Voting reform is a distraction – there are more important battles for democracy
The Lib Dems (and others) are still hankering after proportional representation, but there are other struggles to be fought first, says John Rentoul
Two big constitutional changes are now paused while parliament is in recess until September. One is the bill giving the boundaries commissions their instructions for updating the map of UK constituencies for the next election. The other is the law to replace the Fixed-term Parliaments Act (FTPA), which is still at the consultation stage and hasn’t been published.
So before MPs and peers dispersed for August, they had a chance to take their constitutional hobby horses for a short canter around the paddock, when the House of Lords debated the Parliamentary Constituencies Bill this week, and when Chloe Smith, the constitution minister, gave evidence about the government’s policy on the FTPA to a Commons select committee last week.
Most enjoyable was the hereditary Earl of Clancarty explaining to the Lords on Monday why proportional representation is a good thing. He is a British and Irish peer, and also, as Marquess of Heusden, a member of the Dutch nobility, who is elected to sit in the upper house – by his fellow hereditary peers.
Menzies Campbell, the former leader of the Liberal Democrats, complained that it takes millions of votes to elect one Green MP and only a handful to elect an SNP one. Only Dafydd Wigley, the former leader of Plaid Cymru, thought to comment: “It is surely presumptuous that this unelected chamber should determine the electoral process.”
Lord Wigley is right. Not only should the House of Lords not be discussing electoral systems, but politicians in the lower house shouldn’t waste their time with it either. Andrew Adonis, the Labour peer, said: “My strong advice to the Lib Dem benches is: ‘Do not go there.’” As he pointed out, any party that wants to change the voting system has to win an election under the existing system first. He went on to point out that, even then, a new system would probably need a referendum: we had one of those nine years ago and it didn’t go as the Lib Dems hoped.
Personally, I would say that the existing first-past-the-post system is easily the worst voting system in the world, apart from all the others. And if you can’t win a referendum to change it, it cannot be that undemocratic can it? To all those people who claim after the event that the 2011 referendum doesn’t count because the Alternative Vote (voting with numbers in order of preference) isn’t proportional representation, I would only say that the vote against change would have been even greater if the people had been offered the Single Transferable Vote in multi-member constituencies using the Droop quota.
Besides, there are more pressing questions of constitutional reform. One is the boundary review, which ought to sail through both houses of parliament on a whipped vote. Labour complains, unconvincingly, that it is an attempt to redraw the boundaries in the Tories’ favour – which it is, because population change has made the existing constituencies biased against them (Labour seats tend to have smaller populations). Labour can hardly oppose the principle that constituencies ought to be as equal in size as possible, although opposition peers did complain that the new rules allow less variation in constituency size, which means the boundary commissions will have to cut through natural “communities” more often.

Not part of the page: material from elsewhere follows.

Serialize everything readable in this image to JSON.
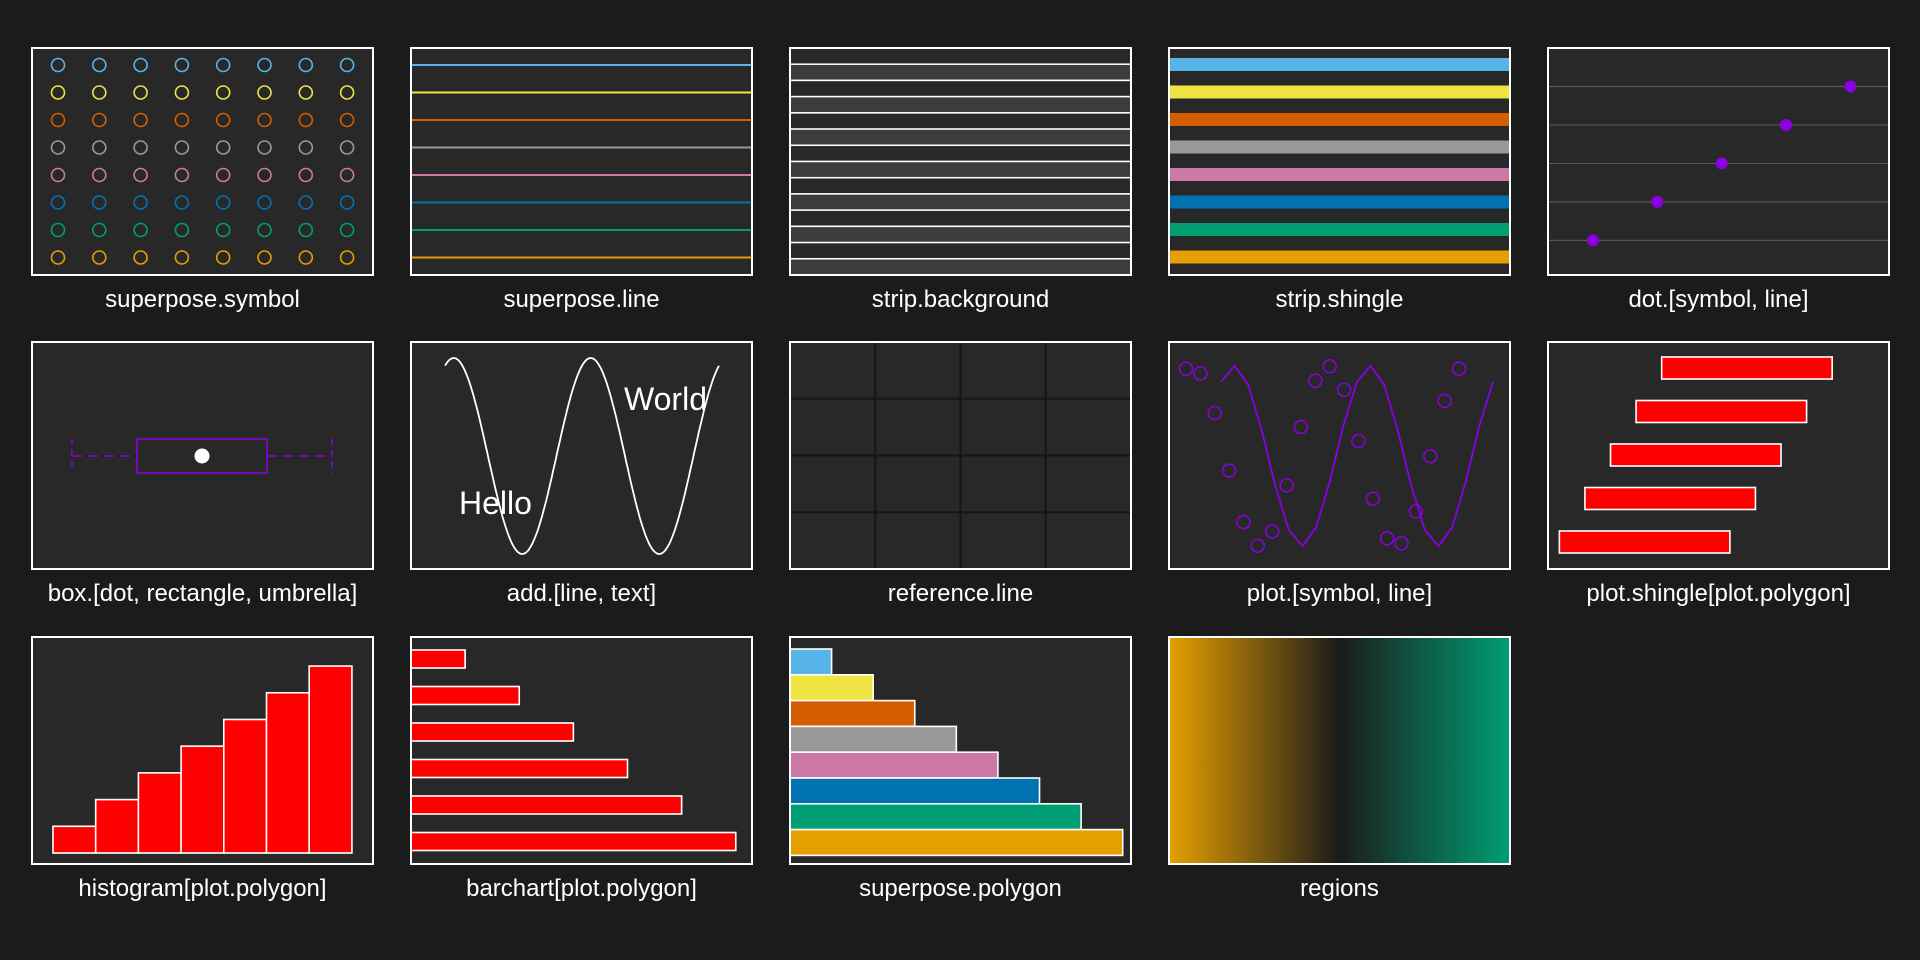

What was surprising was the number of peers on Monday who criticised the government for dropping David Cameron’s plan to cut the number of MPs in the Commons from 650 to 600 – a pledge in the 2010 manifesto to “cut the cost of politics”. These peers might as well rail against the clouds. Cameron couldn’t do it because he couldn’t persuade Conservative MPs to vote to put their own seats at risk of being abolished. Boris Johnson has realised that, even with a big majority, he couldn’t do it either.
The most important constitutional battle is yet to come, however. That will be Johnson’s attempt to restore to the prime minister the right to decide the date of general elections, within a five-year maximum. That was the position before the Fixed-term Parliaments Act passed by the coalition in 2011, and Smith hinted to MPs last week that the government intended to “return to more flexibility to deal with unexpected circumstances”.
It will be interesting to see whether the House of Commons, which voted to set the dates of the last two elections, will be willing to yield that power back to the prime minister. I suspect that might be an issue on which Johnson’s notional majority of 78 might be smaller than it seems.